Édition du vendredi 18 septembre 2015
Isabelle Maincion : « On va perdre les moyens de tisser du lien social »
© D.R.
Quelques mots tout d’abord pour présenter votre commune ?
C’est une petite commune de 1360 habitants, qui appartient à la communauté de communes du Pays de Vendôme. Pour l’instant, la commune a encore tous ses services – médecin, pharmacien, kiné, dentiste, deux maisons de retraite, etc. La commune compte quelques « TGVistes » qui travaillent à Paris, qui n’est qu’à 45 minutes, Une de nos particularités est d’avoir 28 % de logements sociaux – parce que pendant longtemps il y a eu un gros secteur industriel sur La Ville-aux-Clercs, aujourd’hui disparu. Il y a une paupérisation importante et préoccupante chez ceux qui habitent dans le secteur HLM.
La Ville-aux-Clercs a un budget de 900 000 euros par an.
Que va vous coûter la baisse des dotations ?
J’avais un peu plus de 200 000 euros de DGF. Je vais en perdre 30 %, et à terme 40 %.
Notre principal souci aujourd’hui, c’est que nous avons investi ces dernières années, notamment dans un restaurant scolaire. Cet investissement, nous l’avons fait suite à une prospective faite par le comptable public, pour être sûrs de ne prendre aucun risque. Et évidemment, cette prospective avait été faite à DGF constante ! Alors la baisse – et la baisse rapide – de la dotation de l’État nous met dans une situation très difficile. Il a donc fallu prendre des mesures de toute sorte. Avant, nous organisions un repas des anciens et nous offrions un colis ; maintenant ils auront le choix, ce sera soit l’un, soit l’autre. Nous avons supprimé un feu d’artifice, augmenté un peu les impôts que nous avions réussi à diminuer pendant le mandat précédent. Autre mesure : nous avons baissé les indemnités des élus. Je trouve que ce n’est pas normal de devoir faire cela, mais les habitants y ont été très sensibles. Nous avons dû aussi baisser les subventions aux associations, en privilégiant davantage celles spécifiquement dédiées au lien social. Enfin j’ai supprimé un emploi de contractuel, qui faisait l’entretien technique de la voirie et des bâtiments.
Avez-vous dû remettre en cause des investissements ?
Oui. Nous étions engagés dans une rénovation de vieux bâtiments, qui étaient très énergivores, afin de réduire nos dépenses de fonctionnement. Cet investissement est remis en cause, parce qu’il faut rembourser les emprunts de nos investissements passés, et que nous n’avons plus les moyens d’en faire beaucoup plus.
Je suis en charge des finances à la communauté de communes, et l’exercice y est tout aussi périlleux. Par exemple, nous sommes en train de nous résoudre à restreindre l’accueil temporaire des petits enfants en halte-garderie. Tous les services à la population qui sont facultatifs vont devoir être restreints – je ne vois pas comment faire autrement.
Comment se passe le dialogue avec la population sur ces sujets ?
J’ai un petit magazine que je diffuse aux habitants, dans lequel j’ai annoncé la journée de samedi, j’ai également annoncé certaines décisions par courrier, sur ce qui concerne les anciens, par exemple. J’ai des retours par internet qui me permettent d’avoir un dialogue. Et puis nous sommes une petite commune, je discute avec les gens directement dans la rue. Il y en a qui comprennent les enjeux et les difficultés mais il existe aussi toute une partie de la population qui ne comprend pas. Ce sont des mauvaises nouvelles, qui sont difficiles à appréhender. Ma démarche est tout de même d’associer les habitants, de leur demander leur avis – de leur demander par exemple ce qui leur paraît le plus futile et qu’ils accepteraient le mieux de voir disparaître.
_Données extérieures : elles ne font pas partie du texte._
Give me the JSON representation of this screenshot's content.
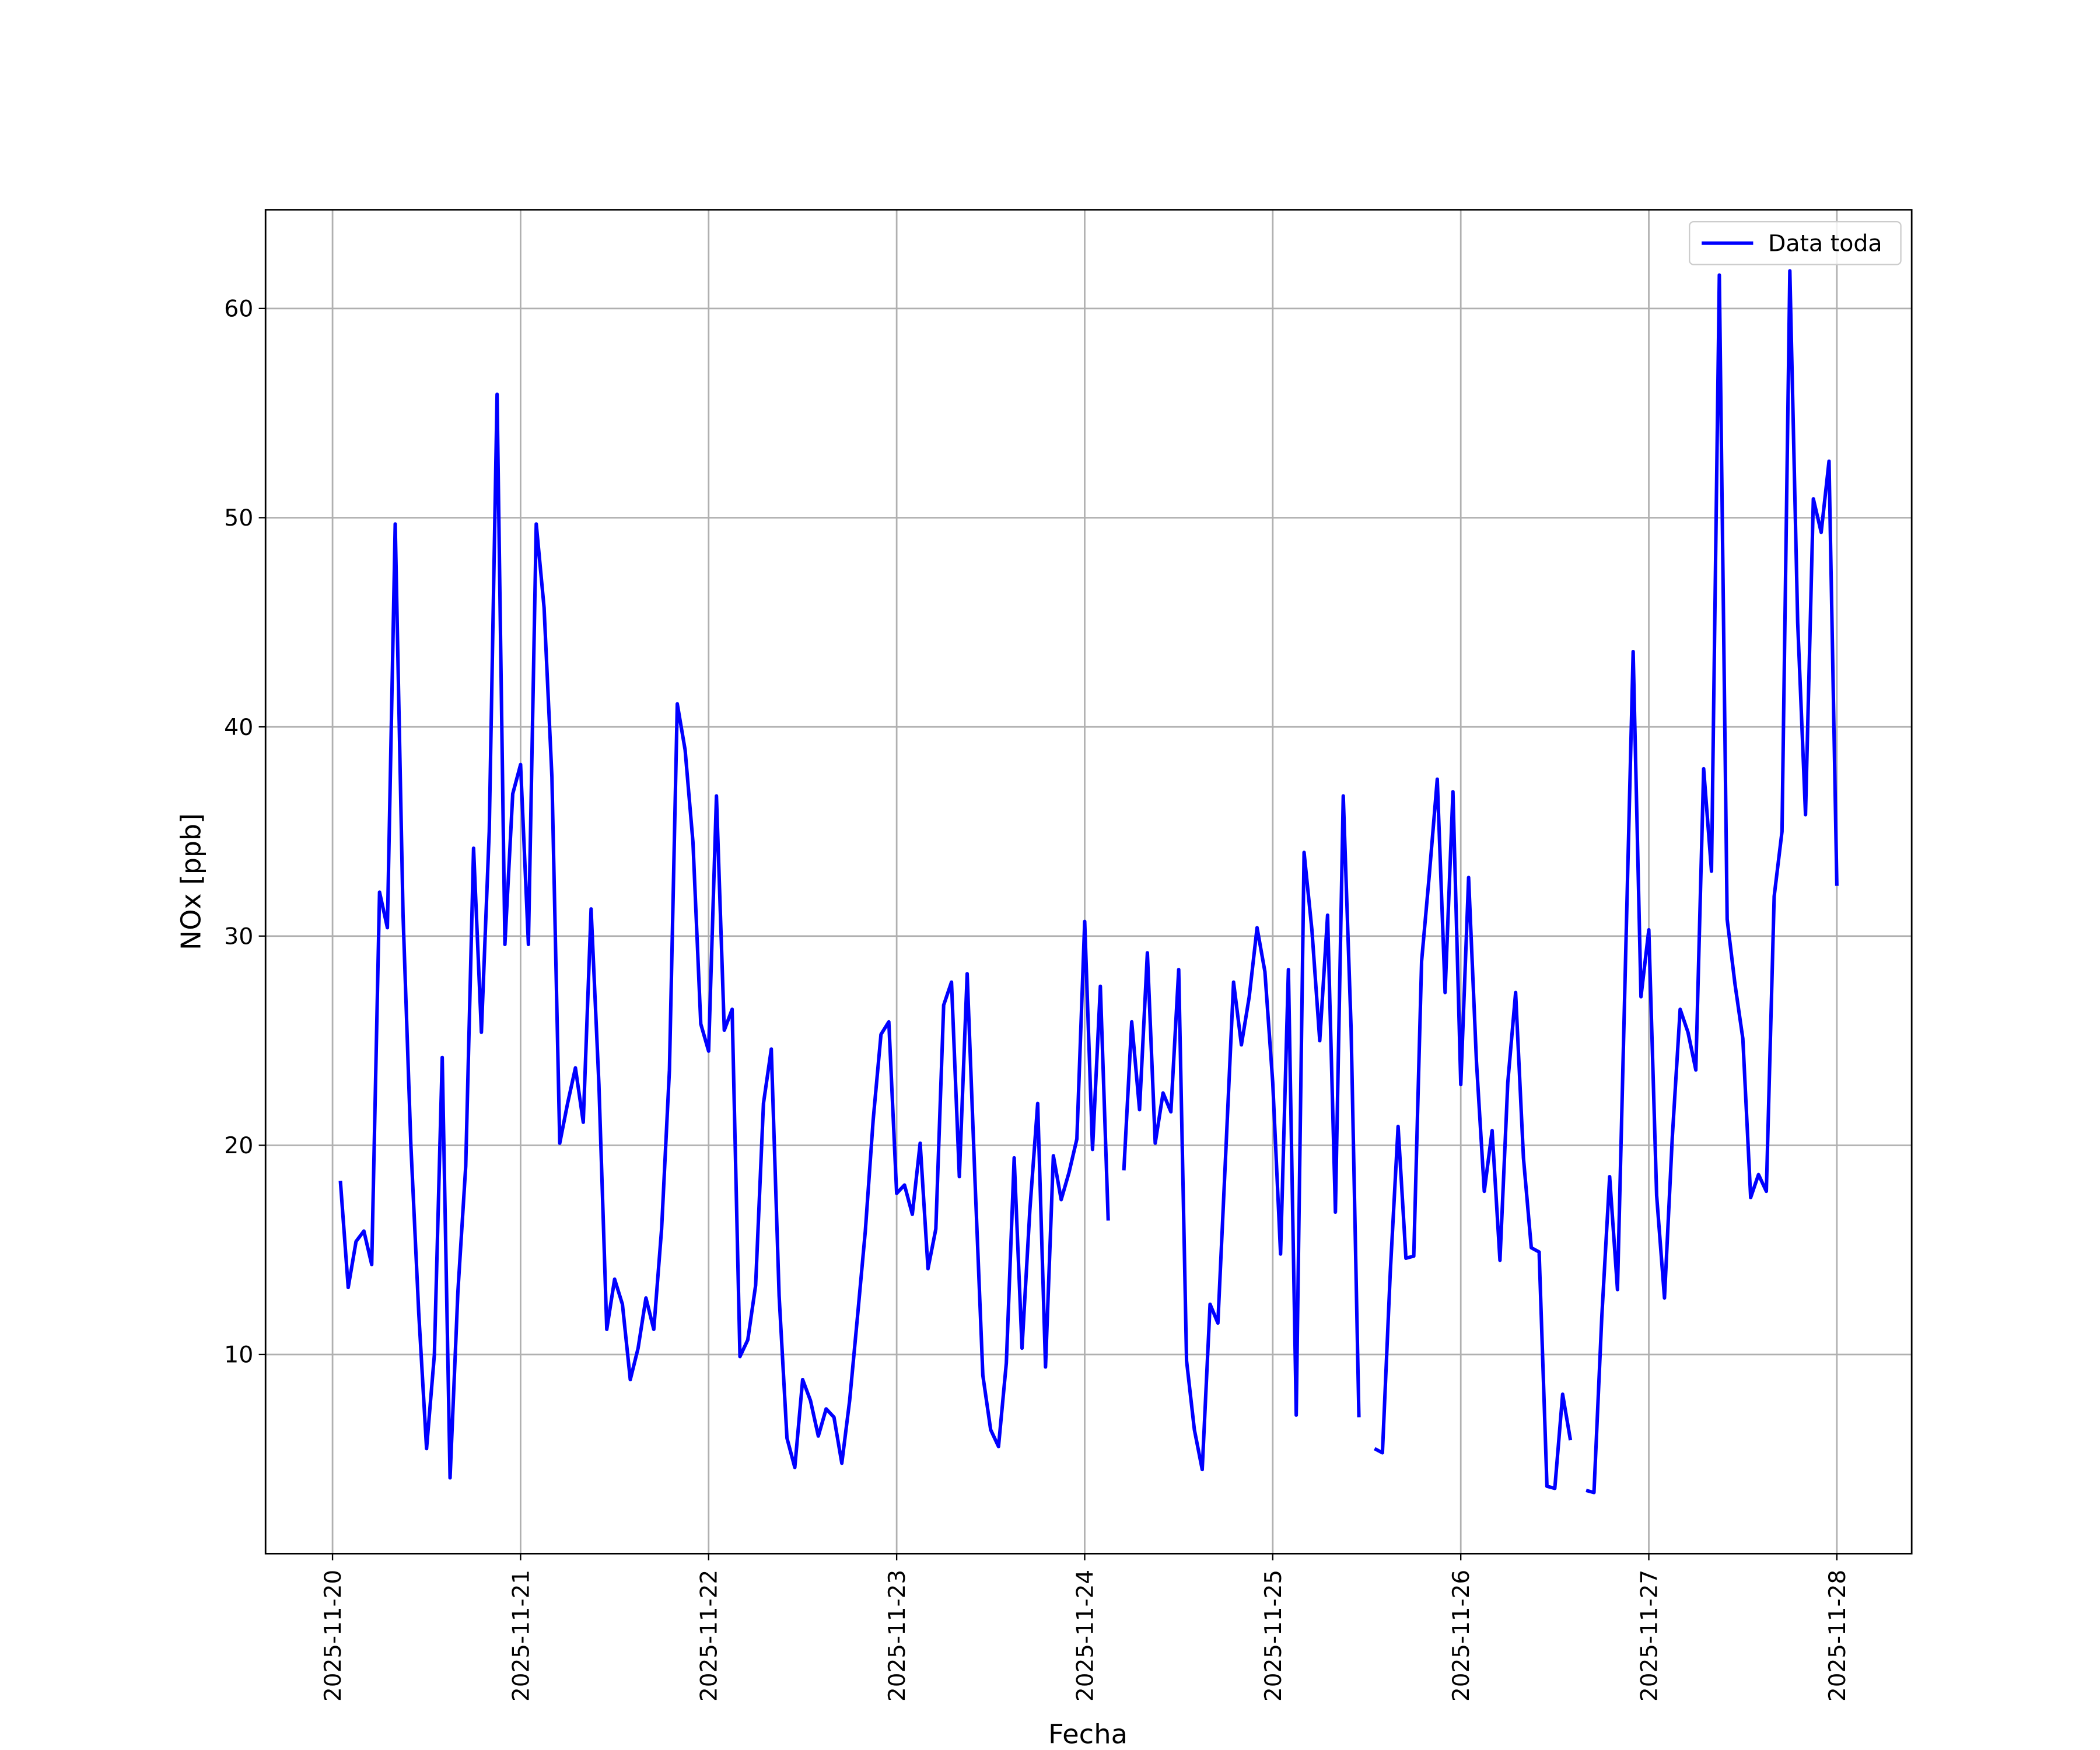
{
  "chart_data": {
    "type": "line",
    "xlabel": "Fecha",
    "ylabel": "NOx [ppb]",
    "legend": "upper right",
    "grid": true,
    "xlim": [
      "2025-11-19 15:27",
      "2025-11-28 09:33"
    ],
    "xticks": [
      "2025-11-20",
      "2025-11-21",
      "2025-11-22",
      "2025-11-23",
      "2025-11-24",
      "2025-11-25",
      "2025-11-26",
      "2025-11-27",
      "2025-11-28"
    ],
    "ylim": [
      0.48,
      64.72
    ],
    "yticks": [
      10,
      20,
      30,
      40,
      50,
      60
    ],
    "x": [
      "2025-11-20 01:00",
      "2025-11-20 02:00",
      "2025-11-20 03:00",
      "2025-11-20 04:00",
      "2025-11-20 05:00",
      "2025-11-20 06:00",
      "2025-11-20 07:00",
      "2025-11-20 08:00",
      "2025-11-20 09:00",
      "2025-11-20 10:00",
      "2025-11-20 11:00",
      "2025-11-20 12:00",
      "2025-11-20 13:00",
      "2025-11-20 14:00",
      "2025-11-20 15:00",
      "2025-11-20 16:00",
      "2025-11-20 17:00",
      "2025-11-20 18:00",
      "2025-11-20 19:00",
      "2025-11-20 20:00",
      "2025-11-20 21:00",
      "2025-11-20 22:00",
      "2025-11-20 23:00",
      "2025-11-21 00:00",
      "2025-11-21 01:00",
      "2025-11-21 02:00",
      "2025-11-21 03:00",
      "2025-11-21 04:00",
      "2025-11-21 05:00",
      "2025-11-21 06:00",
      "2025-11-21 07:00",
      "2025-11-21 08:00",
      "2025-11-21 09:00",
      "2025-11-21 10:00",
      "2025-11-21 11:00",
      "2025-11-21 12:00",
      "2025-11-21 13:00",
      "2025-11-21 14:00",
      "2025-11-21 15:00",
      "2025-11-21 16:00",
      "2025-11-21 17:00",
      "2025-11-21 18:00",
      "2025-11-21 19:00",
      "2025-11-21 20:00",
      "2025-11-21 21:00",
      "2025-11-21 22:00",
      "2025-11-21 23:00",
      "2025-11-22 00:00",
      "2025-11-22 01:00",
      "2025-11-22 02:00",
      "2025-11-22 03:00",
      "2025-11-22 04:00",
      "2025-11-22 05:00",
      "2025-11-22 06:00",
      "2025-11-22 07:00",
      "2025-11-22 08:00",
      "2025-11-22 09:00",
      "2025-11-22 10:00",
      "2025-11-22 11:00",
      "2025-11-22 12:00",
      "2025-11-22 13:00",
      "2025-11-22 14:00",
      "2025-11-22 15:00",
      "2025-11-22 16:00",
      "2025-11-22 17:00",
      "2025-11-22 18:00",
      "2025-11-22 19:00",
      "2025-11-22 20:00",
      "2025-11-22 21:00",
      "2025-11-22 22:00",
      "2025-11-22 23:00",
      "2025-11-23 00:00",
      "2025-11-23 01:00",
      "2025-11-23 02:00",
      "2025-11-23 03:00",
      "2025-11-23 04:00",
      "2025-11-23 05:00",
      "2025-11-23 06:00",
      "2025-11-23 07:00",
      "2025-11-23 08:00",
      "2025-11-23 09:00",
      "2025-11-23 10:00",
      "2025-11-23 11:00",
      "2025-11-23 12:00",
      "2025-11-23 13:00",
      "2025-11-23 14:00",
      "2025-11-23 15:00",
      "2025-11-23 16:00",
      "2025-11-23 17:00",
      "2025-11-23 18:00",
      "2025-11-23 19:00",
      "2025-11-23 20:00",
      "2025-11-23 21:00",
      "2025-11-23 22:00",
      "2025-11-23 23:00",
      "2025-11-24 00:00",
      "2025-11-24 01:00",
      "2025-11-24 02:00",
      "2025-11-24 03:00",
      "2025-11-24 04:00",
      "2025-11-24 05:00",
      "2025-11-24 06:00",
      "2025-11-24 07:00",
      "2025-11-24 08:00",
      "2025-11-24 09:00",
      "2025-11-24 10:00",
      "2025-11-24 11:00",
      "2025-11-24 12:00",
      "2025-11-24 13:00",
      "2025-11-24 14:00",
      "2025-11-24 15:00",
      "2025-11-24 16:00",
      "2025-11-24 17:00",
      "2025-11-24 18:00",
      "2025-11-24 19:00",
      "2025-11-24 20:00",
      "2025-11-24 21:00",
      "2025-11-24 22:00",
      "2025-11-24 23:00",
      "2025-11-25 00:00",
      "2025-11-25 01:00",
      "2025-11-25 02:00",
      "2025-11-25 03:00",
      "2025-11-25 04:00",
      "2025-11-25 05:00",
      "2025-11-25 06:00",
      "2025-11-25 07:00",
      "2025-11-25 08:00",
      "2025-11-25 09:00",
      "2025-11-25 10:00",
      "2025-11-25 11:00",
      "2025-11-25 12:00",
      "2025-11-25 13:00",
      "2025-11-25 14:00",
      "2025-11-25 15:00",
      "2025-11-25 16:00",
      "2025-11-25 17:00",
      "2025-11-25 18:00",
      "2025-11-25 19:00",
      "2025-11-25 20:00",
      "2025-11-25 21:00",
      "2025-11-25 22:00",
      "2025-11-25 23:00",
      "2025-11-26 00:00",
      "2025-11-26 01:00",
      "2025-11-26 02:00",
      "2025-11-26 03:00",
      "2025-11-26 04:00",
      "2025-11-26 05:00",
      "2025-11-26 06:00",
      "2025-11-26 07:00",
      "2025-11-26 08:00",
      "2025-11-26 09:00",
      "2025-11-26 10:00",
      "2025-11-26 11:00",
      "2025-11-26 12:00",
      "2025-11-26 13:00",
      "2025-11-26 14:00",
      "2025-11-26 15:00",
      "2025-11-26 16:00",
      "2025-11-26 17:00",
      "2025-11-26 18:00",
      "2025-11-26 19:00",
      "2025-11-26 20:00",
      "2025-11-26 21:00",
      "2025-11-26 22:00",
      "2025-11-26 23:00",
      "2025-11-27 00:00",
      "2025-11-27 01:00",
      "2025-11-27 02:00",
      "2025-11-27 03:00",
      "2025-11-27 04:00",
      "2025-11-27 05:00",
      "2025-11-27 06:00",
      "2025-11-27 07:00",
      "2025-11-27 08:00",
      "2025-11-27 09:00",
      "2025-11-27 10:00",
      "2025-11-27 11:00",
      "2025-11-27 12:00",
      "2025-11-27 13:00",
      "2025-11-27 14:00",
      "2025-11-27 15:00",
      "2025-11-27 16:00",
      "2025-11-27 17:00",
      "2025-11-27 18:00",
      "2025-11-27 19:00",
      "2025-11-27 20:00",
      "2025-11-27 21:00",
      "2025-11-27 22:00",
      "2025-11-27 23:00",
      "2025-11-28 00:00"
    ],
    "series": [
      {
        "name": "Data toda",
        "color": "#0000ff",
        "values": [
          18.3,
          13.2,
          15.4,
          15.9,
          14.3,
          32.1,
          30.4,
          49.7,
          31,
          20,
          12,
          5.5,
          10,
          24.2,
          4.1,
          13,
          19,
          34.2,
          25.4,
          35,
          55.9,
          29.6,
          36.8,
          38.2,
          29.6,
          49.7,
          45.7,
          37.6,
          20.1,
          22,
          23.7,
          21.1,
          31.3,
          22.9,
          11.2,
          13.6,
          12.4,
          8.8,
          10.3,
          12.7,
          11.2,
          16,
          23.6,
          41.1,
          38.9,
          34.5,
          25.8,
          24.5,
          36.7,
          25.5,
          26.5,
          9.9,
          10.7,
          13.3,
          22,
          24.6,
          12.8,
          6,
          4.6,
          8.8,
          7.8,
          6.1,
          7.4,
          7,
          4.8,
          7.8,
          11.8,
          15.9,
          21.2,
          25.3,
          25.9,
          17.7,
          18.1,
          16.7,
          20.1,
          14.1,
          16,
          26.7,
          27.8,
          18.5,
          28.2,
          18.3,
          9,
          6.4,
          5.6,
          9.6,
          19.4,
          10.3,
          16.9,
          22,
          9.4,
          19.5,
          17.4,
          18.7,
          20.3,
          30.7,
          19.8,
          27.6,
          16.4,
          null,
          18.8,
          25.9,
          21.7,
          29.2,
          20.1,
          22.5,
          21.6,
          28.4,
          9.7,
          6.4,
          4.5,
          12.4,
          11.5,
          19.6,
          27.8,
          24.8,
          27.1,
          30.4,
          28.3,
          23,
          14.8,
          28.4,
          7.1,
          34,
          30.3,
          25,
          31,
          16.8,
          36.7,
          25.6,
          7,
          null,
          5.5,
          5.3,
          13.9,
          20.9,
          14.6,
          14.7,
          28.8,
          33,
          37.5,
          27.3,
          36.9,
          22.9,
          32.8,
          24,
          17.8,
          20.7,
          14.5,
          23,
          27.3,
          19.4,
          15.1,
          14.9,
          3.7,
          3.6,
          8.1,
          5.9,
          null,
          3.5,
          3.4,
          11.8,
          18.5,
          13.1,
          28.4,
          43.6,
          27.1,
          30.3,
          17.6,
          12.7,
          20.4,
          26.5,
          25.4,
          23.6,
          38,
          33.1,
          61.6,
          30.8,
          27.7,
          25.1,
          17.5,
          18.6,
          17.8,
          31.9,
          35,
          61.8,
          45,
          35.8,
          50.9,
          49.3,
          52.7,
          32.4
        ]
      }
    ]
  }
}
Que va-t-il se passer le 19 septembre dans votre commune ?
Déjà aujourd’hui, vendredi, je pars avec d’autres membres du bureau de l’association départementale des maires voir le préfet, pour lui exposer une nouvelle fois nos difficultés.
Samedi, j’ouvre la salle du conseil municipal, où je vais diffuser le petit film réalisé par l’AMF, et où un ordinateur sera à disposition pour signer la pétition.
Mais pour moi, cette journée n’est pas un aboutissement, c’est un lancement, c’est le début de quelque chose. À chaque occasion, à chaque prise de parole publique, je reviendrai à la charge pour expliquer aux habitants qu’avec moins de dotations, on va perdre les moyens de tisser du lien social, sans parler de la baisse d’attractivité pour le territoire. Il va falloir répéter, dialoguer, expliquer, tous les jours.